2. Jangan samakan anak dengan kakak atau adiknya
Orangtua diusahakan tidak membandingkan anak-anak dengan saudara mereka. Ketika orangtua melakukan hal tersebut, anak akan merasa cemburu.

Mereka akan merasa tersisih dan hal ini akan mendorong perasaan gagal pada anak-anak. Selain itu, hal ini akan membuat hubungannya dengan saudara kandung tidak baik.

3. Jangan katakan tidak tanpa alasan
Ketika anak meminta sesuatu dan orangtua menolak, jangan pernah katakan ‘tidak’ tanpa penjelasan. Apalagi ketika mengatakannya dengan nada bicara yang tinggi. Hal itu akan membuat mereka kehilangan kepercayaan pada orangtua mereka. Orangtua juga dapat memberi opsi lain terhadap anak sehingga mereka punya pilihan. Hal itu juga bisa menjadi tanda kepada anak kalau orangtua sayang terhadapnya.

4. Jangan katakan “Kamu tidak bisa melakukan ini”
Jangan pernah mengatakan kalimat “kamu tidak bisa melakukan ini” kepada anak.
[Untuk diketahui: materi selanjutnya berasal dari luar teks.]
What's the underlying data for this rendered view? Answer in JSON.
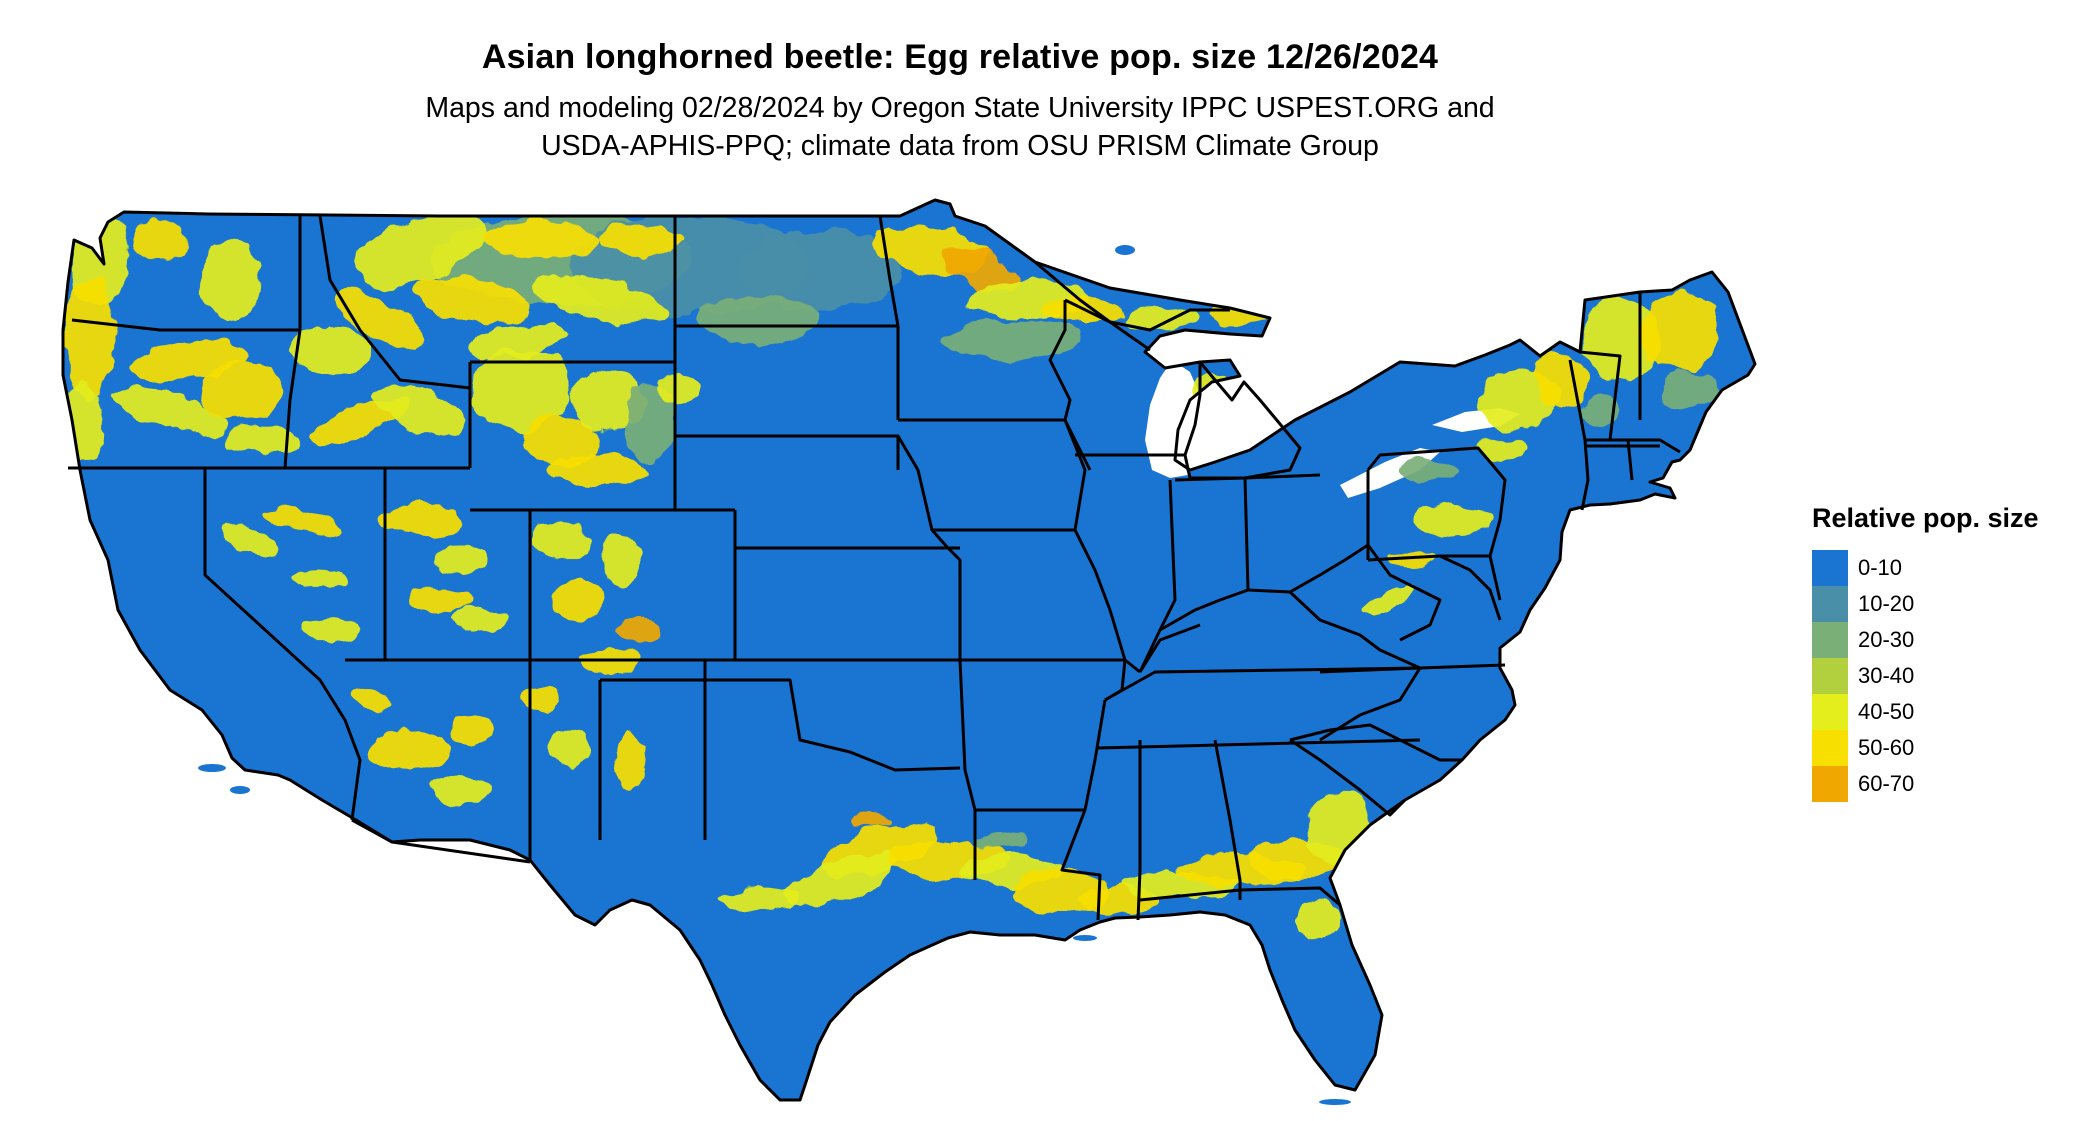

Hal itu dapat buat anak kehilangan kepercayaan diri. Ketika rasa kepercayaan diri itu hilang, anak bisa menjadi seseorang yang tertutup.

baca juga

Orangtua diusahakan mendukung sesuatu yang ia sukai. Namun, ketika menurut orangtua hal tersebut dapat membahayakannya, usahakan beri penjelasan sebaik mungkin. Opsi lain orangtua dapat melakukannya bersama dengan anak. Hal itu dapat mempererat hubungan dengan anak.

5. Jangan pernah katakan “ Jangan bicara padaku”
Orangtua pasti memiliki kesibukannya masing-masing. Terkadang saat sedang sibuk anak memiliki keinginan untuk berbicara. Namun, tidak jarang banyak orangtua yang mengatakan kepada anak untuk tidak bicara padanya. Hal itu akan membuat anak merasa tidak dihargai.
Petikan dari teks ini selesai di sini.